Thursday, July 31, 2008

The Human Condition, Part 1

One of the movie highlights of the year so far is the Film Forum screening of the well-paced Japanese epic The Human Condition. I saw the first part last night and frequently felt myself in the presence of greatness. Part 1 shows only one more time during this run, on Sunday—check the schedule here—but it might also be available via NetFlix.

Part 1 revolves around the idealistic Kaji (Tatsuya Nakadai), who accepts an assigment supervising a labor camp in occupied Manchuria. Keeping him out of combat service, this decision gives him enough hope for the future to marry his girlfriend Michiko (Michiyo Aratama), but it also thrusts him into an impossible situation, trying to apply his ideals to prison labor under a military regime.

Kaji's nightmarish predicament is the stuff of gripping drama, and its particulars make The Human Condition something of a revelation to me. Here is a major Japanese production, released from 1959 through 1961, that portrays Japanese human rights abuses against Chinese people, even showing the use of "comfort women." For the past decade or so, I have thought that Japan was largely in denial about its practices—if so, then it has somehow forgotten about this highly acclaimed movie despite its riveting plot, important themes, excellent acting, and artful cinematography, all under the direction of Masaki Kobayashi, a pacifist sent to Manchuria during the war.

The Human Condition is notorious for its length.
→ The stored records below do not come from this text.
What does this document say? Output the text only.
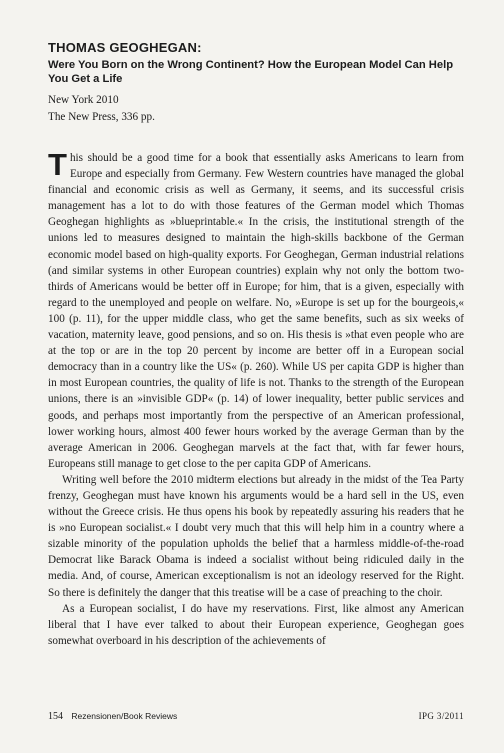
THOMAS GEOGHEGAN:
Were You Born on the Wrong Continent? How the European Model Can Help You Get a Life
New York 2010
The New Press, 336 pp.

This should be a good time for a book that essentially asks Americans to learn from Europe and especially from Germany. Few Western countries have managed the global financial and economic crisis as well as Germany, it seems, and its successful crisis management has a lot to do with those features of the German model which Thomas Geoghegan highlights as »blueprintable.« In the crisis, the institutional strength of the unions led to measures designed to maintain the high-skills backbone of the German economic model based on high-quality exports. For Geoghegan, German industrial relations (and similar systems in other European countries) explain why not only the bottom two-thirds of Americans would be better off in Europe; for him, that is a given, especially with regard to the unemployed and people on welfare. No, »Europe is set up for the bourgeois,« 100 (p. 11), for the upper middle class, who get the same benefits, such as six weeks of vacation, maternity leave, good pensions, and so on. His thesis is »that even people who are at the top or are in the top 20 percent by income are better off in a European social democracy than in a country like the US« (p. 260). While US per capita GDP is higher than in most European countries, the quality of life is not. Thanks to the strength of the European unions, there is an »invisible GDP« (p. 14) of lower inequality, better public services and goods, and perhaps most importantly from the perspective of an American professional, lower working hours, almost 400 fewer hours worked by the average German than by the average American in 2006. Geoghegan marvels at the fact that, with far fewer hours, Europeans still manage to get close to the per capita GDP of Americans.

Writing well before the 2010 midterm elections but already in the midst of the Tea Party frenzy, Geoghegan must have known his arguments would be a hard sell in the US, even without the Greece crisis. He thus opens his book by repeatedly assuring his readers that he is »no European socialist.« I doubt very much that this will help him in a country where a sizable minority of the population upholds the belief that a harmless middle-of-the-road Democrat like Barack Obama is indeed a socialist without being ridiculed daily in the media. And, of course, American exceptionalism is not an ideology reserved for the Right. So there is definitely the danger that this treatise will be a case of preaching to the choir.

As a European socialist, I do have my reservations. First, like almost any American liberal that I have ever talked to about their European experience, Geoghegan goes somewhat overboard in his description of the achievements of

154 Rezensionen/Book Reviews	IPG 3/2011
Each of its three parts exceeds three hours, not including the intermissions. But the pacing of Part 1 is fast, almost to a fault—some cuts are so abrupt that they might lead you to think that sections are absent or reels mixed up. Even with the sporadic choppiness—and sporadic hamminess—the movie offers a powerful depiction of idealism in a world of compromise and brutality. Watching it, I mused over its parallels to the Dogs, Do You Want to Live Forever?, a 1959 German movie critical of Hitler's invasion of Stalingrad. And now I realize that it also has an affinity with Luis Buñuel's Viridiana (1961) as well as the lesser-known Fever Rises in El Pao (1961). Look at the years—was there an international cinematic Zeitgeist at work? I might as well note that Catch-22 came out in 1961 as well.